Все в руках твоих - стр. 33
– Ха-ха! – усмехнулся ехидно Вапл, когда промахнулась.
– Та пожалуюсь! – представив, как ему придётся объясняться с главой семьи и старейшиной, она показала язык.
Вапл гневно рыкнул и, хлопнув себя по колену, вышел.
Зверь отпускать её не желал. Уже зад болел от сидения, руки чесать устали, поэтому Тома решила размяться и сделать полезное дело. Знаками попросила толпящихся на выступе зрителей принести метлу. Одежда испорчена, пару раз вляпалась в зловонную кучу, потому терять ей нечего, зато скотине приятное сделает.
Получив метёлку, под пристальным вниманием публики Тома занялась генеральной уборкой.
Когда собранный сор выбросили, принесли чистую солому и тряпьё, хряк подобрел, но при новой её попытке выбраться из загона, вцепился в тунику и стянул обратно.
Смирившись, Тома решила умыться в поилке. Поплескалась, кое-как отмылась, но стала замерзать, потому что стены каменного хлева не прогревались солнцем.
«Ещё месяц такой жизни, одичаю и распрощаюсь с рассудком. Знаете ли, второй раз угрожают то убить, то сожрать! Нервы на пределе. Интересно, кто так настойчиво хочет моей лютой смерти? – свернувшись калачиком на потёртом коврике, который пожертвовал кто-то из добродетелей, погрузилась в размышления. – Родных у меня тут нет. Богатства тоже нет. Кому и почему я могу мешать? Неужели кто-то против, чтобы я приручила Хрюшу? Это его так ненавидят или меня?»

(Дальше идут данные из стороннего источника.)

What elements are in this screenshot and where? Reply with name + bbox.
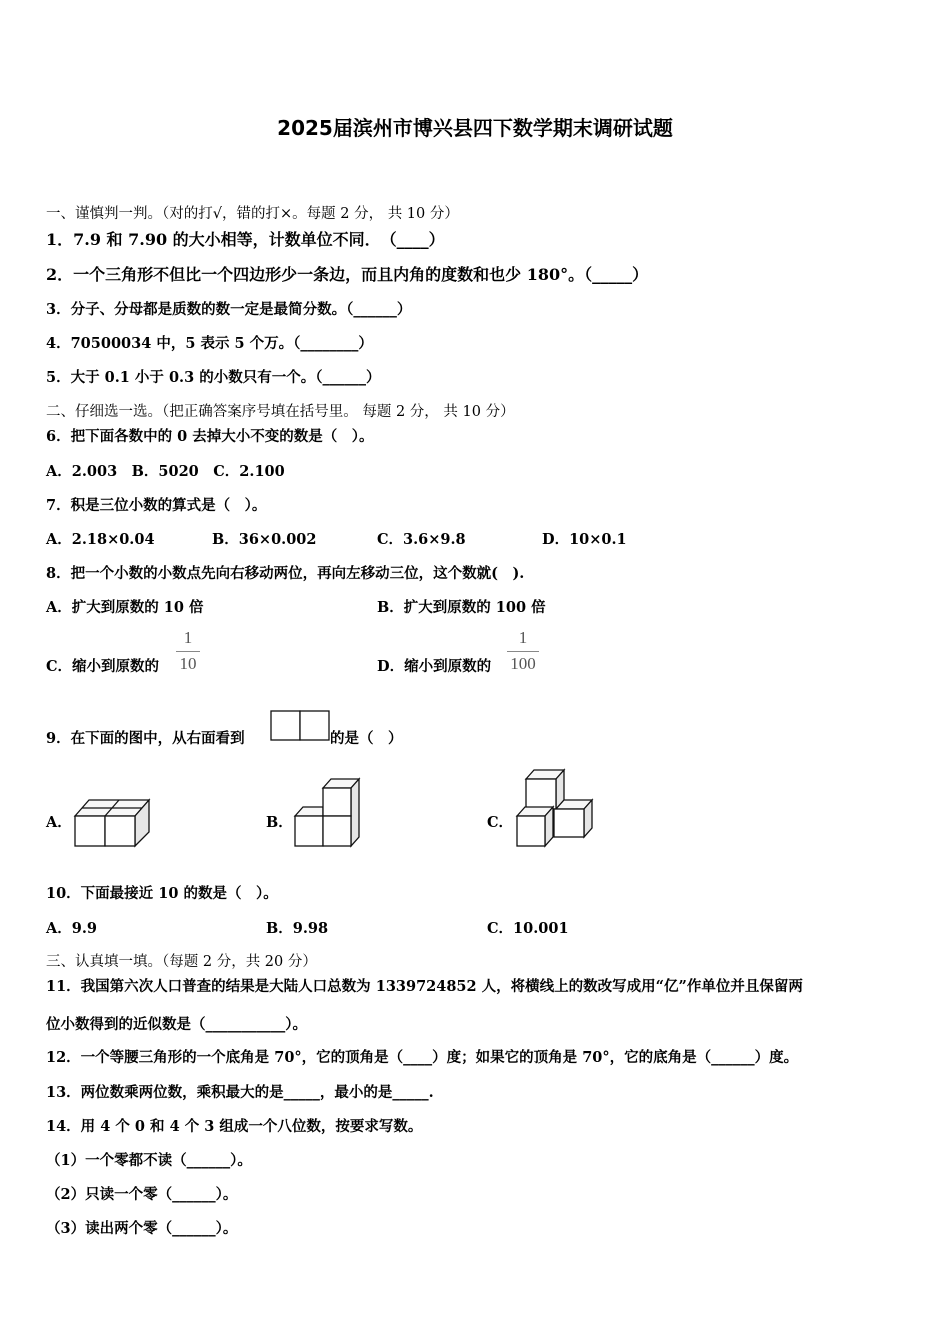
question-7: 7．积是三位小数的算式是（ ）。 xyxy=(46,497,267,514)
question-6-options: A．2.003 B．5020 C．2.100 xyxy=(46,463,285,480)
cube-figure-b xyxy=(290,776,366,850)
question-9-option-b: B． xyxy=(266,814,293,831)
fraction-numerator: 1 xyxy=(518,628,528,647)
question-7-option-b: B．36×0.002 xyxy=(212,531,317,548)
question-8-option-b: B．扩大到原数的 100 倍 xyxy=(377,599,546,616)
question-11-line-2: 位小数得到的近似数是（___________）。 xyxy=(46,1016,307,1033)
question-10: 10．下面最接近 10 的数是（ ）。 xyxy=(46,885,278,902)
question-9-text-after: 的是（ ） xyxy=(330,730,403,747)
section-1-heading: 一、谨慎判一判。（对的打√，错的打×。每题 2 分， 共 10 分） xyxy=(46,206,459,222)
question-9-text-before: 9．在下面的图中，从右面看到 xyxy=(46,730,245,747)
question-4: 4．70500034 中，5 表示 5 个万。（________） xyxy=(46,335,373,352)
cube-figure-a xyxy=(70,794,154,850)
question-8: 8．把一个小数的小数点先向右移动两位，再向左移动三位，这个数就( ). xyxy=(46,565,525,582)
fraction-numerator: 1 xyxy=(183,628,193,647)
question-8-option-d: D．缩小到原数的 xyxy=(377,658,492,675)
question-13: 13．两位数乘两位数，乘积最大的是_____，最小的是_____. xyxy=(46,1084,434,1101)
fraction-denominator: 100 xyxy=(510,654,536,673)
question-1: 1．7.9 和 7.90 的大小相等，计数单位不同． （____） xyxy=(46,230,445,249)
fraction-denominator: 10 xyxy=(179,654,197,673)
section-2-heading: 二、仔细选一选。（把正确答案序号填在括号里。 每题 2 分， 共 10 分） xyxy=(46,404,515,420)
question-14: 14．用 4 个 0 和 4 个 3 组成一个八位数，按要求写数。 xyxy=(46,1118,423,1135)
question-14-part-2: （2）只读一个零（______）。 xyxy=(46,1186,238,1203)
question-5: 5．大于 0.1 小于 0.3 的小数只有一个。（______） xyxy=(46,369,381,386)
question-7-option-a: A．2.18×0.04 xyxy=(46,531,155,548)
page-title: 2025届滨州市博兴县四下数学期末调研试题 xyxy=(277,116,673,140)
question-3: 3．分子、分母都是质数的数一定是最简分数。（______） xyxy=(46,301,412,318)
question-11-line-1: 11．我国第六次人口普查的结果是大陆人口总数为 1339724852 人，将横线上的数改写成用“亿”作单位并且保留两 xyxy=(46,978,803,995)
question-8-option-c: C．缩小到原数的 xyxy=(46,658,160,675)
question-10-option-b: B．9.98 xyxy=(266,920,329,937)
question-14-part-1: （1）一个零都不读（______）。 xyxy=(46,1152,252,1169)
fraction-one-hundredth xyxy=(507,628,539,674)
cube-figure-c xyxy=(512,766,598,850)
question-10-option-a: A．9.9 xyxy=(46,920,97,937)
fraction-one-tenth xyxy=(176,628,200,674)
question-10-option-c: C．10.001 xyxy=(487,920,569,937)
question-6: 6．把下面各数中的 0 去掉大小不变的数是（ ）。 xyxy=(46,428,374,445)
right-view-figure xyxy=(270,710,332,742)
question-12: 12．一个等腰三角形的一个底角是 70°，它的顶角是（____）度；如果它的顶角是 70°，它的底角是（______）度。 xyxy=(46,1049,799,1066)
question-9-option-a: A． xyxy=(46,814,72,831)
question-7-option-c: C．3.6×9.8 xyxy=(377,531,466,548)
question-8-option-a: A．扩大到原数的 10 倍 xyxy=(46,599,204,616)
question-9-option-c: C． xyxy=(487,814,514,831)
question-2: 2．一个三角形不但比一个四边形少一条边，而且内角的度数和也少 180°。（_____） xyxy=(46,265,649,284)
question-7-option-d: D．10×0.1 xyxy=(542,531,627,548)
question-14-part-3: （3）读出两个零（______）。 xyxy=(46,1220,238,1237)
section-3-heading: 三、认真填一填。（每题 2 分，共 20 分） xyxy=(46,954,317,970)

На выступе остался лишь скучающий Вапл с парой молодцов и добрые старушки, которые принесли еды и одеяло со сменной одеждой.

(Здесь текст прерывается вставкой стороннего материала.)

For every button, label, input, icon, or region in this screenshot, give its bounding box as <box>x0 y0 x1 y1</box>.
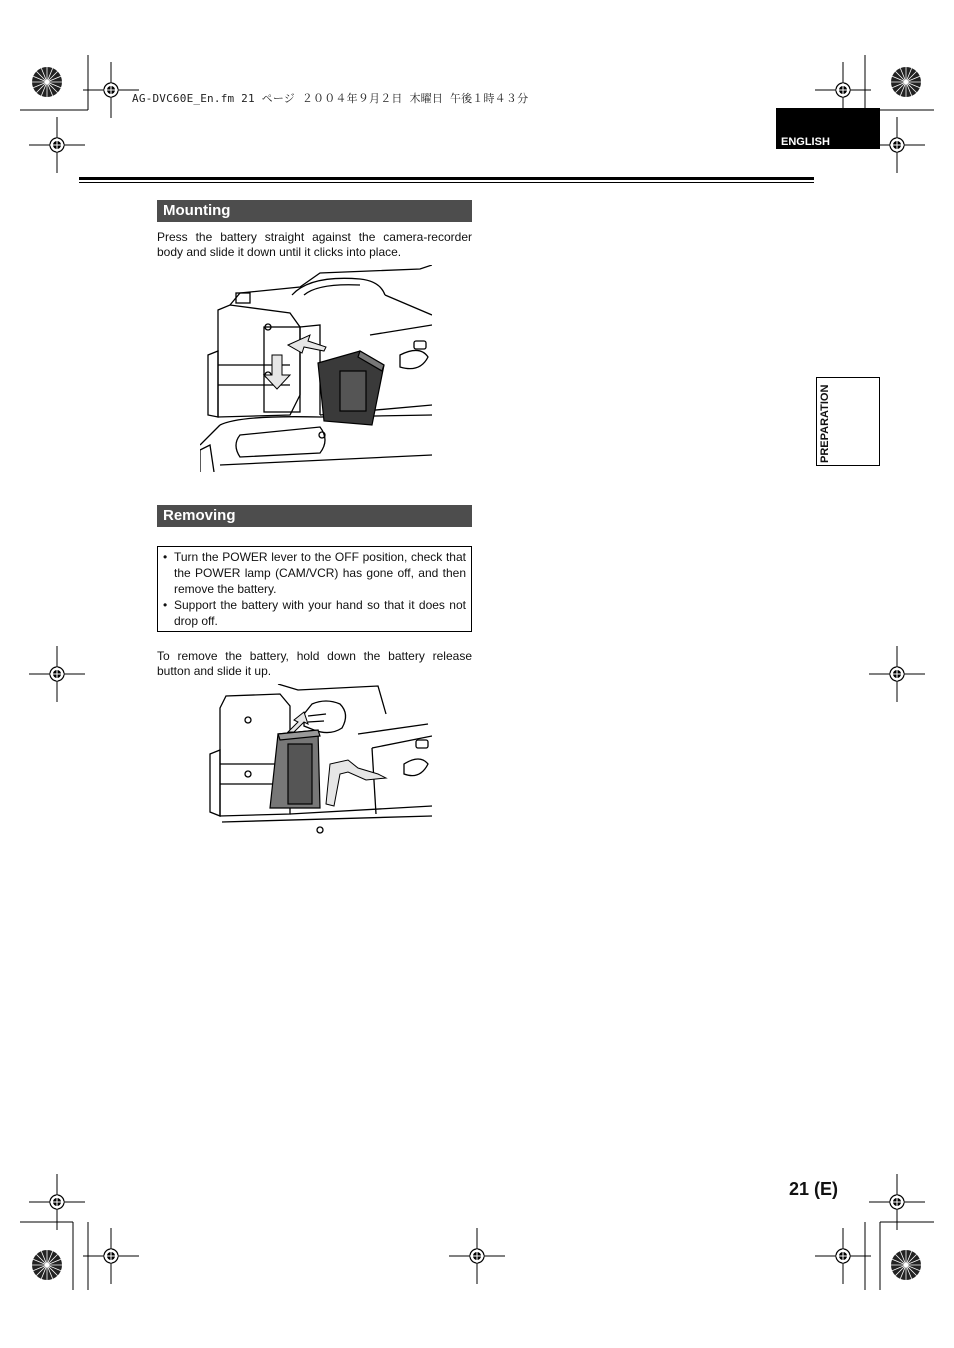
page-number: 21 (E) <box>788 1179 838 1199</box>
print-header: AG-DVC60E_En.fm 21 ページ ２００４年９月２日 木曜日 午後１時４３分 <box>132 92 529 105</box>
language-tab-label: ENGLISH <box>781 136 830 148</box>
caution-note: • Support the battery with your hand so that it does not drop off. <box>163 597 466 629</box>
caution-note: • Turn the POWER lever to the OFF position, check that the POWER lamp (CAM/VCR) has gone off, and then remove the battery. <box>163 549 466 597</box>
battery-mounting-illustration <box>200 265 432 472</box>
section-tab <box>816 377 880 466</box>
header-rule <box>79 177 814 180</box>
mounting-text: Press the battery straight against the camera-recorder body and slide it down until it clicks into place. <box>157 230 472 259</box>
battery-removing-illustration <box>208 684 432 834</box>
removing-text: To remove the battery, hold down the battery release button and slide it up. <box>157 649 472 678</box>
header-rule-thin <box>79 182 814 183</box>
caution-notes <box>157 546 472 632</box>
section-tab-label: PREPARATION <box>819 384 831 463</box>
mounting-heading: Mounting <box>157 200 472 222</box>
language-tab <box>776 108 880 149</box>
removing-heading: Removing <box>157 505 472 527</box>
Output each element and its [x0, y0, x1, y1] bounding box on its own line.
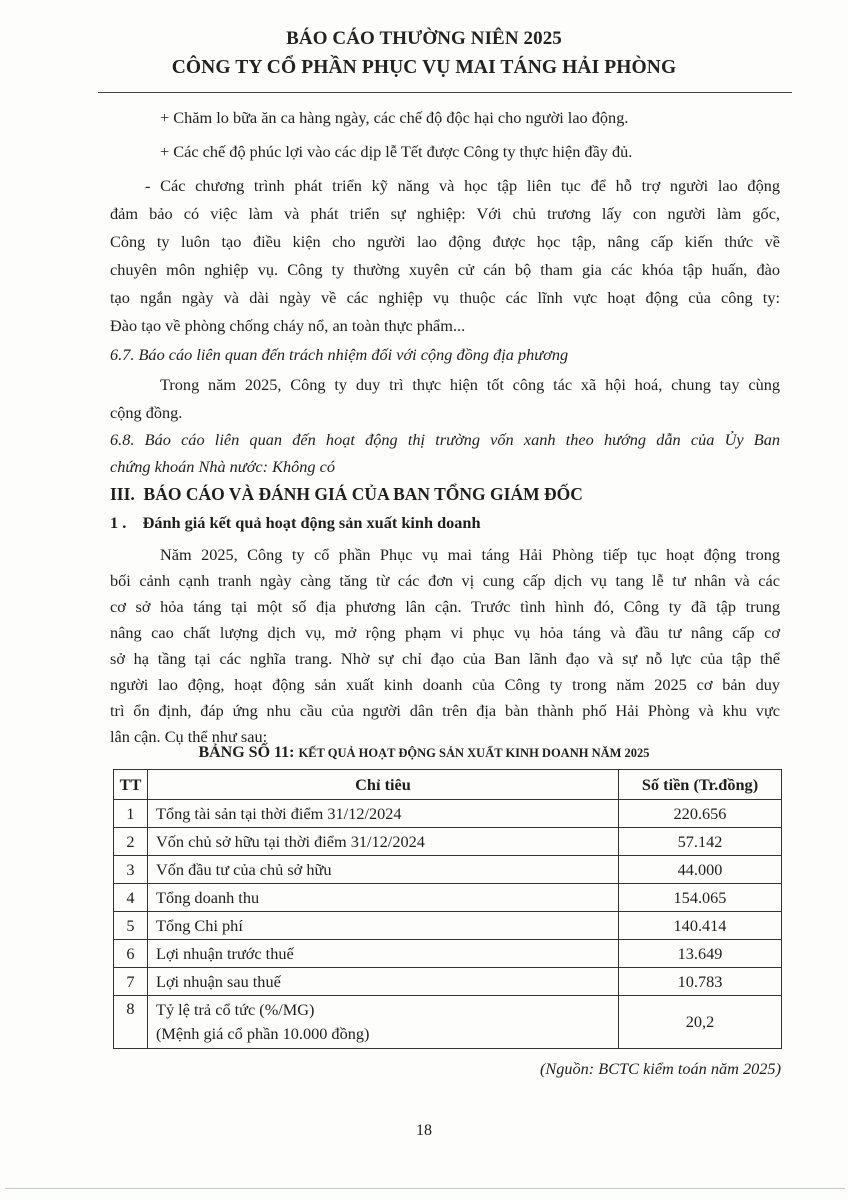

Когда Томка развязала мешок со снедью, от вожделения слюни потекли не только у неё. Радостный зверь мигом подобрался ближе. Мгновенно, не жуя, проглотил первую лепёшку, стал выпрашивать вторую.
– Не так быстро, дружок! – Тома сжала в кулаке кусок угощения. – Дай лапу.
«Ничего не знаю! Отдай!» – явственно читалось в глазах зверюги. Для вразумления и правильного воспитания новоявленной дрессировщицы аккуратно прикусил ей руку.
– Нельзя! Фу! – возмутилась Тома.
Но Хрюша, обладая упрямым, своевольным характером, продолжал сжимать зубы. Тамара посмотрела в наглые карие глазки и спокойно, как можно увереннее произнесла:
– Если покалечишь меня, вряд ли кто-то другой решится принести тебе что-нибудь вкусненького. Будешь до конца жизни сидеть в вонючем хлеву. Никто не почешет тебе пузо, не рискнёт навести порядок. Разве только ради этого сложно пода́ть лапу? В конце концов, мы оба в одной лодке, – челюсти сжиматься перестали, но руку упрямец не отпускал. Подумав мгновение, чуть сильнее сжал зубами руку, и лишь потом отпустил.